The exemption is on condition that the FSI has been subjected to tax “of a similar character to income tax” under the laws of the foreign jurisdiction where the income arose. To satisfy this condition, the qualifying individual is required to comply with conditions imposed by the MoF, which will be specified in guidelines to be issued in due course by the Inland Revenue Board (IRB).
Key points of Income Tax (Exemption) (No. 6) Order 2022, which applies to the dividend income of companies, limited liability partnerships (LLPs) and individuals earning dividend income in relation to a partnership business
The Order exempts a “qualifying person” from the payment of income tax in respect of dividend income which is received in Malaysia from outside Malaysia.

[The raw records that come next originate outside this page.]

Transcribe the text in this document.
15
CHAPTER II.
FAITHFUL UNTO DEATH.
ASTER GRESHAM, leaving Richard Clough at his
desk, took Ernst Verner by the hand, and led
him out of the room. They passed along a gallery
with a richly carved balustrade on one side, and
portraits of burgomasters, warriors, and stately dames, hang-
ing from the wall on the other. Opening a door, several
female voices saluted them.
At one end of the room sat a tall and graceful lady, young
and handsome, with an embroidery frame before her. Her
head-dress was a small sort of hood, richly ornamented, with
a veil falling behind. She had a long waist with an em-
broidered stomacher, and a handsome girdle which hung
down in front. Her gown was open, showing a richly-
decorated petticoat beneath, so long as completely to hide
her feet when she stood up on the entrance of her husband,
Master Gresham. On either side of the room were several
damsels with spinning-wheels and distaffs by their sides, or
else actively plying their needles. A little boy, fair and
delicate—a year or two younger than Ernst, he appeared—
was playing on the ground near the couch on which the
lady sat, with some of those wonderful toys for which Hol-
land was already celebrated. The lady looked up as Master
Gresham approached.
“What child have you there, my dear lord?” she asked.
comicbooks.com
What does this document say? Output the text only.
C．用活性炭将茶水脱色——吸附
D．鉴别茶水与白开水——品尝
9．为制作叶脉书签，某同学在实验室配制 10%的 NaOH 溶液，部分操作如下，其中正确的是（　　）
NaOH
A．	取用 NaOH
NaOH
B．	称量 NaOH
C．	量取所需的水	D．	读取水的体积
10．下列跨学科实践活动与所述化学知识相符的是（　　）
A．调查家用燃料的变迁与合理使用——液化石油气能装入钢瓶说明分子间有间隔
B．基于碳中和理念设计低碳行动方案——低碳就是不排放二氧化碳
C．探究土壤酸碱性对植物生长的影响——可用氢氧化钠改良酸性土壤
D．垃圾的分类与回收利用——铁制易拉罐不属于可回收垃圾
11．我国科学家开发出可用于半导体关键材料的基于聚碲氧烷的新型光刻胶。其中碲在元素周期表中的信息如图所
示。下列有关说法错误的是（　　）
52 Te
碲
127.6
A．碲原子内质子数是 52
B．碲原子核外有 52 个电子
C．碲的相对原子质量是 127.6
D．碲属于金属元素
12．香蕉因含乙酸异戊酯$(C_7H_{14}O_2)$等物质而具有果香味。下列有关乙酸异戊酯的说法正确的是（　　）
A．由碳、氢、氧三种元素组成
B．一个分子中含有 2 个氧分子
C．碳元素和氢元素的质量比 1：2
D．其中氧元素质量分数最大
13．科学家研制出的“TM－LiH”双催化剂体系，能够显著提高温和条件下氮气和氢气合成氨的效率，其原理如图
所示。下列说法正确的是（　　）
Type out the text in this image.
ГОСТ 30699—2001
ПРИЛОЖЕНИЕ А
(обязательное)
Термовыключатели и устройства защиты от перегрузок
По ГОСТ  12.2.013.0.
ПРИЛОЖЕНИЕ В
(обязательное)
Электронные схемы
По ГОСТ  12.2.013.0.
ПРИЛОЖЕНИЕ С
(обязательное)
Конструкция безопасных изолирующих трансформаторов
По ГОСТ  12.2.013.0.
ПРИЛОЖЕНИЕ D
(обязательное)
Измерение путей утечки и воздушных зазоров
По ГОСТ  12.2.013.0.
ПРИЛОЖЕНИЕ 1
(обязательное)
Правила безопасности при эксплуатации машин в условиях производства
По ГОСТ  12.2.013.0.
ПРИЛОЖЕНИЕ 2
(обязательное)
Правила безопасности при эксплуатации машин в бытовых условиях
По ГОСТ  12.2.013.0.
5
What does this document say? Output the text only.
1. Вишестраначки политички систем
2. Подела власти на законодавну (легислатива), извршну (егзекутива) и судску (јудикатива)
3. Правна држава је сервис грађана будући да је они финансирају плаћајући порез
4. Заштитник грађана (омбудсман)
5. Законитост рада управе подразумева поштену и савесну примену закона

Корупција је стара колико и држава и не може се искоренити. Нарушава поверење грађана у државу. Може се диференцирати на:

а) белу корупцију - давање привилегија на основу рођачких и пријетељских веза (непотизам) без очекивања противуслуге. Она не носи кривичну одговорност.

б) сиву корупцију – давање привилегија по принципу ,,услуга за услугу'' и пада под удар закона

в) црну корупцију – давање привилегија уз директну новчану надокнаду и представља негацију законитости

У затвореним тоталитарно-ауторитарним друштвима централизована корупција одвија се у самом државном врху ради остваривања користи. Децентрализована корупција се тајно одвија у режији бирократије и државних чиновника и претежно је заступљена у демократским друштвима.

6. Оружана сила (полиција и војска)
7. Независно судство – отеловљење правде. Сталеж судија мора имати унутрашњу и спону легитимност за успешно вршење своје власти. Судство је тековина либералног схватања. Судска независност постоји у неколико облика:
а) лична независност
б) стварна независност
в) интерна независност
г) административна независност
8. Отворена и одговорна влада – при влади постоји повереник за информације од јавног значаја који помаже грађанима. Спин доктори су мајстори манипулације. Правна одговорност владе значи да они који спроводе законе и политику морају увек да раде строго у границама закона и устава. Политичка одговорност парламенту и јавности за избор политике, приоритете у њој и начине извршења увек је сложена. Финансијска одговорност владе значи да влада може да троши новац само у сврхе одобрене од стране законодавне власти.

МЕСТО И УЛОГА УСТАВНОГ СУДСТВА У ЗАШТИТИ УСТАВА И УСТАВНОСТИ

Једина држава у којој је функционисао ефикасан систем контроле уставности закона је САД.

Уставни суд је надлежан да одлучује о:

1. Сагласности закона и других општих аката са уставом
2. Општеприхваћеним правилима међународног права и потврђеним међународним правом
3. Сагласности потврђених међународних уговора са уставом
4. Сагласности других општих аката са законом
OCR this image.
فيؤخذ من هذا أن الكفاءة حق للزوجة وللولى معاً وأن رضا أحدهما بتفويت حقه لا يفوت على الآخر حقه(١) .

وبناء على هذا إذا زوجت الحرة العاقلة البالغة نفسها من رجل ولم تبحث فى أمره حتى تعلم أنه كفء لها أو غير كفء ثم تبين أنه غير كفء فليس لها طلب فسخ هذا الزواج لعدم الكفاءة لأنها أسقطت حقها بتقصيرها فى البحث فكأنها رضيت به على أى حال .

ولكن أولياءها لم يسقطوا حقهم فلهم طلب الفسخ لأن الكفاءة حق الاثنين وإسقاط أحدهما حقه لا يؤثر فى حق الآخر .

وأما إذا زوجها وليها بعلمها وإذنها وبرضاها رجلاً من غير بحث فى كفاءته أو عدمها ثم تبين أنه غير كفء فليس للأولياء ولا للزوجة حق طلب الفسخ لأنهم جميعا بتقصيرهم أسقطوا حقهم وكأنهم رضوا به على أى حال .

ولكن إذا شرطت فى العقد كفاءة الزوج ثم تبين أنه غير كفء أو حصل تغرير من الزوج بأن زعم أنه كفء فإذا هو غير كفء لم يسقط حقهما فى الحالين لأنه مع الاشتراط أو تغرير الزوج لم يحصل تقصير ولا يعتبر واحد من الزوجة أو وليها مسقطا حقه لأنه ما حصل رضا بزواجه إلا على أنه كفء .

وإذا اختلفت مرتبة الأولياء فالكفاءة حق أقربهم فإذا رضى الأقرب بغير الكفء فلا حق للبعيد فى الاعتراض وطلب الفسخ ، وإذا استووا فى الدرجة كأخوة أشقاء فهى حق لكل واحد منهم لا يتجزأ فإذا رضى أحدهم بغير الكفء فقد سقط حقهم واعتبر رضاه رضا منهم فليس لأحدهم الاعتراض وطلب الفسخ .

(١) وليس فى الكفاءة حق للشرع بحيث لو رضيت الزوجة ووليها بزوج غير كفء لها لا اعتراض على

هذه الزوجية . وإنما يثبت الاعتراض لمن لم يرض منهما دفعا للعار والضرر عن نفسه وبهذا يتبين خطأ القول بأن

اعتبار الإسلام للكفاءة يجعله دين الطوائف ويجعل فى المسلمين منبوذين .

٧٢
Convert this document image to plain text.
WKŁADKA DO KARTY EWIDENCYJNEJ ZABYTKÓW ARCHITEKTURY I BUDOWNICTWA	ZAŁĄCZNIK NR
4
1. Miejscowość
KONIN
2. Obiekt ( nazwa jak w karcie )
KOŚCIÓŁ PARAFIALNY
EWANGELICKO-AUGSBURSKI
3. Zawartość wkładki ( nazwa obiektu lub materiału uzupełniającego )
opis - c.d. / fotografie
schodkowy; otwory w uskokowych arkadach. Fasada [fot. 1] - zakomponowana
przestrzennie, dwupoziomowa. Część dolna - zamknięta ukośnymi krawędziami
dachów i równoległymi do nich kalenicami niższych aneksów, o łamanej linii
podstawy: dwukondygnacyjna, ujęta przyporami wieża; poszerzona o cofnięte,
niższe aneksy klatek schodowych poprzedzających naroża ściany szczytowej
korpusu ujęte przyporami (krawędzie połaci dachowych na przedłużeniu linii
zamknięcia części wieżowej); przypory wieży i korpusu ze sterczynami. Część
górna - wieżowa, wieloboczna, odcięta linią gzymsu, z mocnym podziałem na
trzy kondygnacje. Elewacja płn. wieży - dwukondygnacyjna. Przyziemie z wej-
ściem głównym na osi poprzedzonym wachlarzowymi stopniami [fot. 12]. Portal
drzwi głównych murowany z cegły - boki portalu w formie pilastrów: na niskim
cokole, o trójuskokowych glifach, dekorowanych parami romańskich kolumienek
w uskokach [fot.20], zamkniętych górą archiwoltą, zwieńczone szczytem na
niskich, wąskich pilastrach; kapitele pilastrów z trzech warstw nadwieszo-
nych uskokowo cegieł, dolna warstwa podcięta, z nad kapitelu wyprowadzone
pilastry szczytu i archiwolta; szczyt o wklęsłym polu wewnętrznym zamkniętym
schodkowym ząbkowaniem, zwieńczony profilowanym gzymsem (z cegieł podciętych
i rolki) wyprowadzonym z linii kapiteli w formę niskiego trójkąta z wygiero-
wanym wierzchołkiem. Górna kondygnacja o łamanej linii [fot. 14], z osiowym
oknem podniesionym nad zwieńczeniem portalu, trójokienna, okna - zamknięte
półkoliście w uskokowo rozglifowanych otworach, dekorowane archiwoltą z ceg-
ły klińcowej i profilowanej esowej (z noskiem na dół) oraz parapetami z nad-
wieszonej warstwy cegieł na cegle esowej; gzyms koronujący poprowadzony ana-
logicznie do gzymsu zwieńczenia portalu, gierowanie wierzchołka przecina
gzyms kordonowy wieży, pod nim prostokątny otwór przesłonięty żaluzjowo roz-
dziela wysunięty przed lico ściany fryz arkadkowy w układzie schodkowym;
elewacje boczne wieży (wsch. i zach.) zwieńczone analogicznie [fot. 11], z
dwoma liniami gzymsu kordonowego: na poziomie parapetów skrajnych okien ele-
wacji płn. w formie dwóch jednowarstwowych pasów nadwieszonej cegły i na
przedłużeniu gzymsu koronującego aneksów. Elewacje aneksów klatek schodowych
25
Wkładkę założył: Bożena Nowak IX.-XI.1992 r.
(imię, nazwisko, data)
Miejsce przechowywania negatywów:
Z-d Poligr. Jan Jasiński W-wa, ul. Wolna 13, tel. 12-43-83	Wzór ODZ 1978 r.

“Qualifying person” in this context means a person resident in Malaysia who is:
(a) An individual who has dividend income received in Malaysia from outside Malaysia in relation to a partnership business in Malaysia,
(b) An LLP which is registered under the Limited Liability Partnerships Act 2012, or
(c) A company which is incorporated or registered under the Companies Act 2016
The exemption available to the “qualifying person” is subject to the following conditions:
- The dividend income has been subjected to tax “of a similar character to income tax” under the laws of the foreign jurisdiction where the income arose, and
- The highest rate of tax “of a similar character to income tax” charged under the laws of the foreign jurisdiction where the income arose was not less than 15%.
Similarly, to satisfy the above conditions, the qualifying person is required to comply with the conditions imposed by the MoF which will be specified in guidelines to be issued by the IRB. Further guidance is also expected on whether the 15% tax rate mentioned above refers to the prevailing tax rate in the foreign jurisdiction at the time the dividend was declared, at the time the dividend is received in Malaysia or at some other date.
It is noted that the above definition of “qualifying person” does not appear to include, for example, a unit trust or a company which is incorporated under the Labuan Companies Act 1990 which has elected to be taxed under the ITA, which means that such taxpayers would technically not qualify for the exemption. Further clarification will be sought from the authorities in this regard. It is also possible that further details will be made available in the IRB’s guidelines.
The Order also stipulates that the exemption will not apply to a person carrying on the business of banking, insurance or sea or air transport.